Identity display [was: openId - sorua]

Martin Atkins mart at degeneration.co.uk
Wed Jul 13 02:18:33 PDT 2005


Zefiro wrote:
> About displaying of identities:
> 
> 
>>> Another question: The example on http://www.openid.net/ says 'Hello,
>>>Brad! You're now logged in to someblog.com as Brad from LiveJournal'.
>>>How does the consumer know that i'm 'Brad' or that i come from
>>>'LiveJournal', i.e. how can it determine these strings from my Identity?
> 
> I would like it best if I could explicitely state how I want to be
> displayed. That's like having one login name and passwort used for login
> (which will both be replaced by OpenID, URI and Server-confirmation,
> respectively) and one name which is displayed. Some sites use this, most
> don't - for the simple reason that there's no need, users are unique
> inside this site and the names usually look quite neat.
> 

....

> I'd propose that consumers use the OpenID-URI as a login name, but let the
> users choose a different name for display. It should be in a way that
> everyone can easily see the OpenID-URI (e.g. it's displayed underneath or
> is the linktarget for the displayed user, or on the user profile page) but
> still the primary seen name is displayed in a much nicer (shorter,
> mnemonic) way.

Consumers are free to do this already. Mark's lifewiki software, for
example, lets all users configure a display name which is then used
alongside the identity URL. It's up to each consumer to implement this
separately.

> I think it might be best to include a metatag 'wanted display name'
> (openid.display, as string, allowed characters and length have to be
> defined) in the html-page the OpenID-URI points to and use this as a
> suggestion for consumers. Stateful (i.e. maintaining an own userdatabase)
> consumers might also let the user choose a different display name for
> their sites and impose restrictions like 'no two identical display names
> (for this consumer)'.

OpenID is purely an authentication system. Profile exchange and related
matters are explicitly and deliberately left to another layer (yet to be
designed) atop OpenID. The simplest approach, and one we've already
discussed a little, is to simply look at the document at the identity
URL (where we already discovered the openid.server) to find any
profile-related documents, such as a FOAF document or vCard. That is
likely to be the first approach taken, though there was also talk of
leveraging parts of LID (which is yet another identity/auth system) to
do authenticated profile exchange.

> I think of communities as example for stateful consumers and guestbooks
> for stateless. (and in my eyes the main advantage of OpenID is that you
> don't have to invent douzens of passwords - remembering is most often done
> by the browser, login by cookies, and choosing individual names, config
> settings and avatar pictures would also needed to be kept, essentially
> creating individual accounts everywhere)

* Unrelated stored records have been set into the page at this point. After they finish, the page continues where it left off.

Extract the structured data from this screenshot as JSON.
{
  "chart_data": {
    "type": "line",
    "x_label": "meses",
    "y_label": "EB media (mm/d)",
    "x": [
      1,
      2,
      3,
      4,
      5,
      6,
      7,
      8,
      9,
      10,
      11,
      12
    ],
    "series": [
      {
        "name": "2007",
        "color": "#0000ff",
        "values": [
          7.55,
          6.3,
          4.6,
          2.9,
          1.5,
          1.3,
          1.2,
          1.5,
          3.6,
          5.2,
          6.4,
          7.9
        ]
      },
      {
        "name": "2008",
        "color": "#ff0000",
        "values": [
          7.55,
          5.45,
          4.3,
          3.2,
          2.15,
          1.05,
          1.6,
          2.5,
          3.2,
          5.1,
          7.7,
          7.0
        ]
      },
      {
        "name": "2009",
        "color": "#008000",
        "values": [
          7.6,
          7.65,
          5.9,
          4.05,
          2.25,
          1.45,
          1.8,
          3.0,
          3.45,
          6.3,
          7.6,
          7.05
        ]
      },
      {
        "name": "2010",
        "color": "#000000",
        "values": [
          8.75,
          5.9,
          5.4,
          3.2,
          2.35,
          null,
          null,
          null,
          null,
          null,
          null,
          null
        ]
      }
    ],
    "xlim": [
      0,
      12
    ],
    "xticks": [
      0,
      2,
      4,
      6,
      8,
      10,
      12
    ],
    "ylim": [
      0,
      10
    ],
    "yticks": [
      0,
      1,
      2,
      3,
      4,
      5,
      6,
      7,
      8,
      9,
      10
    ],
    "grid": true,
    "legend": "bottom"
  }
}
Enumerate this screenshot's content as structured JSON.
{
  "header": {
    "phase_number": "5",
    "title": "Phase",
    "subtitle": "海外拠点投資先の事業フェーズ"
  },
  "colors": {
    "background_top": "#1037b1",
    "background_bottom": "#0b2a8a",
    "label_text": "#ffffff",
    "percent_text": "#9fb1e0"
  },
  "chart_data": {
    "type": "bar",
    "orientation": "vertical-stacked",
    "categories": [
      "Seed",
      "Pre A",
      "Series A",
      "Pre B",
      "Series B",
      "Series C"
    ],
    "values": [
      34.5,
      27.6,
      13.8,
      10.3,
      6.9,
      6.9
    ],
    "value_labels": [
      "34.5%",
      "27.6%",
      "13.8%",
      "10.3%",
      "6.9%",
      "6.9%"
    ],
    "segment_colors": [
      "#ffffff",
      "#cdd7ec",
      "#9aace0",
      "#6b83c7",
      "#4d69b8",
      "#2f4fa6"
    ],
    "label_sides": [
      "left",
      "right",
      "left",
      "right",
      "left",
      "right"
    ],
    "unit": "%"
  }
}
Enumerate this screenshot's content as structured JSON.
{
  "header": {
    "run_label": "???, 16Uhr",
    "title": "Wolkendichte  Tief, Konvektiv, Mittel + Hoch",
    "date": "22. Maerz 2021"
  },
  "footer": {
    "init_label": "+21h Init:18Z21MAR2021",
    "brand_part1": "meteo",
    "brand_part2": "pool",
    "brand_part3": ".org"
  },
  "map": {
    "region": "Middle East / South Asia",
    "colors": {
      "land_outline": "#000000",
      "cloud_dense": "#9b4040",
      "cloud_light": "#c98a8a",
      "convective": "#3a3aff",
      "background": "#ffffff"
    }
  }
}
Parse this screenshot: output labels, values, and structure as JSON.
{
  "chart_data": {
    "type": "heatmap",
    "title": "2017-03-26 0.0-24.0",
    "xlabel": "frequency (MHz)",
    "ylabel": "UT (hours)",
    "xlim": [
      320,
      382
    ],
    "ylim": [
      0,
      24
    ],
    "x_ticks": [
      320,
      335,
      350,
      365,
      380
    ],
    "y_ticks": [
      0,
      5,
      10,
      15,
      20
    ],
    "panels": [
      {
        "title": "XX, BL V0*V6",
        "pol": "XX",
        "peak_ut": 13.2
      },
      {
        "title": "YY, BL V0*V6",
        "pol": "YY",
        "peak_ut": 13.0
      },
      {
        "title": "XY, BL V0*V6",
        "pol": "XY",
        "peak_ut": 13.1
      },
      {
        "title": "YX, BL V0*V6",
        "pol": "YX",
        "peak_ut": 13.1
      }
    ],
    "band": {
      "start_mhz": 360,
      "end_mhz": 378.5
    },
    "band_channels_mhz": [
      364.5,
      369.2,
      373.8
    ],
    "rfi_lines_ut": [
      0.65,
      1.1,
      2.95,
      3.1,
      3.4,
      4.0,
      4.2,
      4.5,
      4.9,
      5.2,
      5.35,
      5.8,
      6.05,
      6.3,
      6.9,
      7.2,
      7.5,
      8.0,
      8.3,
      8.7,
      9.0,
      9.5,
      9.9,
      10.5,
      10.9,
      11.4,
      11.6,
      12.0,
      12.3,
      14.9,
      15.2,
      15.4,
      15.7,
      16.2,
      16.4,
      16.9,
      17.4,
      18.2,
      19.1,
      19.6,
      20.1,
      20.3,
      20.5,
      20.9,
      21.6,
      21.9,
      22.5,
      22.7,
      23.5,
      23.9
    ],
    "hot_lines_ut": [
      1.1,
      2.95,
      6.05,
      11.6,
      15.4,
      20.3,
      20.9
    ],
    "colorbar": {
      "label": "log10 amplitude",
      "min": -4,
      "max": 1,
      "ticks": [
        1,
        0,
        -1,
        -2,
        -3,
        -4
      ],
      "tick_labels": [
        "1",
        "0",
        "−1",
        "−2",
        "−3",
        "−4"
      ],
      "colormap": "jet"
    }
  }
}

In my eyes, a major advantage of OpenID and similar systems is that we
can see that the frank.livejournal.com posting on (for example) slashdot
is the same person as frank.livejournal.com posting on wikipedia. The
single sign-on thing is also nice, but I'd say it's hardly the most
important part.

>>However, if there are certain sites which you deal with routinely
>>there's not really any reason why you couldn't handle URL forms you
>>recognise in a special way. When the Wikipedia folks were here we were
>>disussing using OpenID for their inter-site auth and having their
>>interface pick up on their own URLs and display them in a special way.
> 
> This goes exactly in the same direction, and if the OpenID-specs don't
> direct consumers to behave similar to what I've outlined (they shouldn'nt
> require it, but strongly recommend) then many large sites will implement
> exactly this. Which will, ultimately, look quite the same but then be
> limited to the few big openid-servers which the (consumer) site owner
> knows about. And frankly, I don't like this idea, because it would be a
> step backwards from the idea "everyone can use whatever OpenID-server and
> OpenID-URI he wants".

The site has to indicate in *some* way what site the user came from. How
that happens is up to the site. Even if I did say my display name was
"Martin Atkins", the site would still have to display my OpenID identity
URL so that users can differentiate me from other people called Martin
Atkins.

When it comes down to it, identity display is a decision for consumers.
LiveJournal already displays it differently to LifeWiki, for example.
LiveJournal displays the identity URL and links to a page where you can
find out more about the user, assuming that the user has actually
entered some profile information on LiveJournal. LifeWiki instead shows
the display name and links to a page where you can find the identity.